CurlieTea

Hearing Voices

I grew up as the second of three daughters born to "working-class" parents. When I was younger, it was rare to see either of my parents come home from work unexhausted. Growing up, most girls my age weren't expected to contribute the type of chores my sisters and I were; my father had no sons and, as children, we did all we could to help, regardless of gender roles. Consequently, as time went on, I became quite an "atypical" young woman. I was often outspoken in the classroom. When policies or discussions concerning gender, class or ethnicity seemed illogical or unjustified I held minor reservations about communicating my dissatisfactions, despite the common rebuttal that "this was the way things were."

Confronting similar challenges throughout the family context, I confronted both my parents and my sisters about their own roles in the family. My mother had always assumed a more passive role in disciplining and decision-making, and as a young woman, I couldn't understand why this was the case. Had she no opinion? Were her thoughts and experiences no more valid? My father had adapted well to the role of expressing (through words and actions) "the rules" of the house and the importance of working together. But my mother, through her silence, had tried to express to us the value of compassion, understanding and cooperation, even if I could never fully appreciate this at the time. I suppose this instilled in me a sense of respect for the logic behind argument as well as compassion for those without the courage or voice to speak up, because I would often find myself vigilantly confronting my father about this.

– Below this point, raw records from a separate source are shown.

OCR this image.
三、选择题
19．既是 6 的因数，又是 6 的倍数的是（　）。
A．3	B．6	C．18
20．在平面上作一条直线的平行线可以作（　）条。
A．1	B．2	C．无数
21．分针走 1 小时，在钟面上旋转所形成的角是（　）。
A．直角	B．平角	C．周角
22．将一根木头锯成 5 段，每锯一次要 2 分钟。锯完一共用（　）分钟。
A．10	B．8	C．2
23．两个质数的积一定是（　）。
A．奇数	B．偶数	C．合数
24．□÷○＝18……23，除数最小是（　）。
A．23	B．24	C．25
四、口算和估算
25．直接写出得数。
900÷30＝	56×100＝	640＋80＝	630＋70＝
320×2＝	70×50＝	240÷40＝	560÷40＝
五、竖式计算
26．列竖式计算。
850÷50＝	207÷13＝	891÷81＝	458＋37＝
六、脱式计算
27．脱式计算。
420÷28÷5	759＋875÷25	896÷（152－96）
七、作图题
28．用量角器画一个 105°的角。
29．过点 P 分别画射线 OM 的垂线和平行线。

In attending law school, I realized immediately that I was embarking on what many claim is a "male-dominated" professional field. The Socratic Method, approaches to problem solving and confrontational rebuttals by classmates--reminding me of past experiences with my father--convinced me that the very approach to the law itself seemed to pave the way for many of the men in the classroom, while leaving most of the women (and other men as well) either intimidated or passively reserved in communicating their own opinions.

As a student of the law, I know I cannot conclude that this approach is faltered, but I do believe that women have an enormous amount to contribute to the legal profession, whether they include those like myself--unafraid to make their voices and opinions heard--or they involve often overlooked approaches to the law including compassion, mediation, cooperation and understanding. I also do not believe that these qualities should be labeled as gender-specific in anyway. The people who decide to pursue a legal career come from a vast array of backgrounds, families and geographical regions, all with many potential alternative contributions to the approach to the law. It seems to me that incorporating these views into the legal field would bring a new definition to what the law means, how the law affects all people in different ways, and why some legal practices--both in and out of the courtroom--may work for some, but not all those who look to the law for justice and resolution.